ディストリビューションは、初期にロードされたファームウェアをカーネルが直接ロードできるように、/lib/firmware/vendor -> /vendorfw シンボリックリンクを持つ initramfs を出荷すべきです。可能であれば、ブートローダが CPIO を直接ロードするようにすべきです。 しかし、これは、外部ブートシナリオや、/boot が直接 ESP でない場合には、難しいかもしれません。フォールバックシナリオに 対応するために、いくつかの要件があります:

  • ファームウェアを必要とするすべてのドライバは、モジュールとしてビルドする必要あり
  • ファームウェアはudevが起動する前に展開されロードされる必要あり。これはudevが任意にモジュールのロードとデバイスのプローブを 引き起こすことができるからで(直接トリガーされていなくてもinitramfsが実行中にカーネルは例えばPCIデバイスを発見可能)、 これにより必要なときにファームウェアが利用できない競合状態が発生

それから、initramfsはこのファームウェアを最終的なrootファイルシステムに転送しなければなりません。このために推奨される仕組みは、 対象のrootファイルシステムツリーの下の /lib/firmware/vendor に tmpfs をマウントして、そこにファームウェアをコピーすることです。
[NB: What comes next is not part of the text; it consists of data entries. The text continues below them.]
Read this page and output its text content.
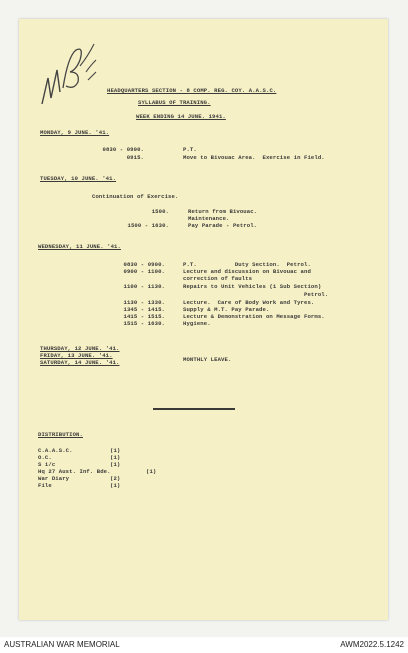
HEADQUARTERS SECTION - 8 COMP. REG. COY. A.A.S.C.
SYLLABUS OF TRAINING.
WEEK ENDING 14 JUNE. 1941.
MONDAY, 9 JUNE. '41.
0830 - 0900.	P.T.
0915.	Move to Bivouac Area.  Exercise in Field.
TUESDAY, 10 JUNE. '41.
Continuation of Exercise.
1500.	Return from Bivouac.
Maintenance.
1500 - 1630.	Pay Parade - Petrol.
WEDNESDAY, 11 JUNE. '41.
0830 - 0900.	P.T.           Duty Section.  Petrol.
0900 - 1100.	Lecture and discussion on Bivouac and
correction of faults
1100 - 1130.	Repairs to Unit Vehicles (1 Sub Section)
Petrol.
1130 - 1330.	Lecture.  Care of Body Work and Tyres.
1345 - 1415.	Supply & M.T. Pay Parade.
1415 - 1515.	Lecture & Demonstration on Message Forms.
1515 - 1630.	Hygiene.
THURSDAY, 12 JUNE. '41.
FRIDAY, 13 JUNE. '41.
SATURDAY, 14 JUNE. '41.	MONTHLY LEAVE.
DISTRIBUTION.
C.A.A.S.C.	(1)
O.C.	(1)
S i/c	(1)
Hq 27 Aust. Inf. Bde.	(1)
War Diary	(2)
File	(1)
AUSTRALIAN WAR MEMORIAL	AWM2022.5.1242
Linux 用の実装例は asahi-scripts リポジトリで見ることができます。

もし /boot が ESP のマウントポイントであれば (つまり GRUB とカーネルが ESP に直接インストールされていれば)、 純正 GRUB で直接 CPIO ロードすることが可能で、 /etc/default/grubGRUB_EARLY_INITRD_LINUX_STOCK=vendorfw/firmware.cpio を使用します。

注意: この文書の 古いバージョン では、rootファイルシステム上のファームウェアの tarball とインクリメンタルアップデートによる代替機構を提案していました。これはエラーが起こりやすく、initramfs が関与していないときには不十分であり、 不変root セットアップ(immutable-root setups)と互換性がないので、現在は非推奨です。